Published: June 9, 2016 11:27 a.m. ET
by Myra P Saefong, Markets/Commodities Reporter
An oil rig in Taft, California, 2008.
Natural-gas futures soared on Thursday, poised to mark their highest settlement since late September, after a weekly report showed that supplies of the commodity rose less than the market expected.
Oil prices, meanwhile, pulled back after hitting their highest levels in almost 11 months, buoyed by global production disruptions and falling U.S. crude inventories.
July natural gas NGN16, +5.47% was up 10 cents, or 4.1%, at $2.568 per million British thermal units. A settlement around this level would be the highest since Sept. 29. Prices were trading around $2.46 before the supply report.
Natural gas is “still cheap enough at these levels to drive decent power sector natgas consumption,” said Richard Hastings, macro strategist at Seaport Global Securities. Supply increases “have been trending below some of the big historical comparisons, largely due to coal-to-gas switching.”
The U.S. Energy Information Administration early Thursday reported that domestic supplies of natural gas in storage rose 65 billion cubic feet for the week ended June 3. That was below the average rise of 80 billion cubic feet expected by analysts polled by S&P Global Platts.
The weekly increase was “bullish relative to the 95-Bcf five-year average benchmark [climb], confirming that the market is continuing to trend tighter on a seasonally-adjusted basis,” said Tim Evans, energy analyst at Citi Futures and OTC Clearing.
Total stocks stand at 2.972 trillion cubic feet, up 660 billion cubic feet from a year ago and 722 billion cubic feet above the five-year average, the EIA data showed.
Meanwhile, after a three-session climb to the highest level in almost 11 months, oil futures pulled back Thursday as some analysts raised concerns that the recent price rally would prompt higher production.
July West Texas Intermediate crude CLN6, -1.41% shed 63 cents, or 1.3%, to $50.60 a barrel on the New York Mercantile Exchange. Prices settled Wednesday at $51.23, their highest since July 15 of last year.
August Brent crude LCOQ6, -1.16% on London’s ICE Futures exchange lost 66 cents, or 1.3%, to $51.85 a barrel after finishing Wednesday at $52.51, the highest futures settlement since October.

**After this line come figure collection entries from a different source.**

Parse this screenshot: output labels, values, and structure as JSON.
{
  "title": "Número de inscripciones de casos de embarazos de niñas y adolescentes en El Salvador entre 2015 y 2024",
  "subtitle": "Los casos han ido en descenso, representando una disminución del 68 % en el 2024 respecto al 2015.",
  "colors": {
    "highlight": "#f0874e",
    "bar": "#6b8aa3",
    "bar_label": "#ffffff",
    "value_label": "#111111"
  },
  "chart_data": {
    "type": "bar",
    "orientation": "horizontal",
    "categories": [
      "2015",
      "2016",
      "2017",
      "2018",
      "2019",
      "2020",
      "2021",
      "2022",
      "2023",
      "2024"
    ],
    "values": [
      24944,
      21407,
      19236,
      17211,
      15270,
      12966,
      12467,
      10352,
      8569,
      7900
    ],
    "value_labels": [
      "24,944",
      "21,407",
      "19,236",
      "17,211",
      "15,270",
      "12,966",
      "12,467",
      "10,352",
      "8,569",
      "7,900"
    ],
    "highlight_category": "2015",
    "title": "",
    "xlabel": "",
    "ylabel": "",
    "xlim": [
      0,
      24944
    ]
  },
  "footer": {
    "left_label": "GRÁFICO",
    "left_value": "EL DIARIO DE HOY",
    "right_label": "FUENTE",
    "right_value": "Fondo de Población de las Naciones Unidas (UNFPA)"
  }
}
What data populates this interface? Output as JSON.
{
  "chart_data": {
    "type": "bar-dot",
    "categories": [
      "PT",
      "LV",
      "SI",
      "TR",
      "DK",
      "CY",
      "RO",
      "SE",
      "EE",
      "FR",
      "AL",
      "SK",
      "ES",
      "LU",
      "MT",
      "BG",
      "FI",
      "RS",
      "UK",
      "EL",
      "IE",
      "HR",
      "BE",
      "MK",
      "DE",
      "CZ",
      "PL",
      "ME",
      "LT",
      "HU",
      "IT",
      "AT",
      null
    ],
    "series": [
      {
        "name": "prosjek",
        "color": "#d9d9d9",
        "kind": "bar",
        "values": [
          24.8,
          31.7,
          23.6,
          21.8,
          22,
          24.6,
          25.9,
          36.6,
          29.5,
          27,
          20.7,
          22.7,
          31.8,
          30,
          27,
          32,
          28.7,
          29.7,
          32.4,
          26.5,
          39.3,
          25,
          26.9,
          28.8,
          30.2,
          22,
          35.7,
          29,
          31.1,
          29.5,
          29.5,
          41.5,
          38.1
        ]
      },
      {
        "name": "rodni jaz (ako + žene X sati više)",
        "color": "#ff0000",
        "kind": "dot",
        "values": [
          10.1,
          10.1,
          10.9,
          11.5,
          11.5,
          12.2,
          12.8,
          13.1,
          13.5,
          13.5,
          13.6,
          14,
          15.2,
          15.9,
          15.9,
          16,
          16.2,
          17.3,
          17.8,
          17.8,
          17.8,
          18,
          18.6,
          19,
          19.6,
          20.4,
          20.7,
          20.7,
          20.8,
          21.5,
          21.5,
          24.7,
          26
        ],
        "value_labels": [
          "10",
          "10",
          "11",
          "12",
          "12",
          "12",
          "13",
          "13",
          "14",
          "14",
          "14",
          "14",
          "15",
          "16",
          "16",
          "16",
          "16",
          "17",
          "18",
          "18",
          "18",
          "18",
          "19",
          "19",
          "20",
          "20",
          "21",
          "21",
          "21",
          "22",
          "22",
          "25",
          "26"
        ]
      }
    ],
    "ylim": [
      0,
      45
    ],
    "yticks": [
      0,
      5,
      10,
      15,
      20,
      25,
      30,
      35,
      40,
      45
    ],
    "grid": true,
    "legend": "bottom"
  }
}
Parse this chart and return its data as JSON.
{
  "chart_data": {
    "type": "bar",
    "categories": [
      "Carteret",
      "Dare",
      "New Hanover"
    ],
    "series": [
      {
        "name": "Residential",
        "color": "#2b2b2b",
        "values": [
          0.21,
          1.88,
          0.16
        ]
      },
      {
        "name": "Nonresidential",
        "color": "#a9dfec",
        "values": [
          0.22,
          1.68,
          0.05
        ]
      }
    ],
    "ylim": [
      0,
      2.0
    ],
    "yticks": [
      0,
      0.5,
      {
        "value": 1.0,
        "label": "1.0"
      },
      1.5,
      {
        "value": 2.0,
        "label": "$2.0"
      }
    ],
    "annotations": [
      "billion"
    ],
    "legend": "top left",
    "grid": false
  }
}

“Although there is potential for a small decline to develop into a more significant drop, so far this looks like a modest technical correction following three days of gains rather than a major reversal,” said Evans.
But some were even less optimistic.
There is a real risk that rising profitability may encourage more production, said Barnabas Gan, economist at OCBC Bank, cautioning that the oil price slump over the past few months had after all been triggered by a flood of oil supplies.
“We have to wait and see,” says Gan. “It is quite clear that the market sentiment is bullish.”
Data from the U.S. Energy Information Administration Wednesday showed that U.S. crude stockpiles fell by 3.2 million barrels last week, but total crude output increased by 10,000 barrels, raising questions about whether the rebounding market is already leading U.S. producers to pump more.
Prices have climbed as global output, particularly in Nigeria, has declined. Unplanned global-oil supply disruptions averaged more than 3.6 million barrels a day in May 2016—that’s the highest monthly level recorded since the EIA started tracking global disruptions in January 2011.
Strong crude oil imports in May to China, the world’s second-largest oil consumer, were supportive for oil, but data from S&P Global Platts show that China’s apparent demand in April fell 1.3% compared with the same time a year earlier.
Oil has recently benefited from a surge in general investment interest in commodities, as concerns about the possibility of a U.S. interest rate rise later this month abated, following weak monthly U.S. jobs data that reduced dollar strength.
–Sara Sjolin contributed to this article.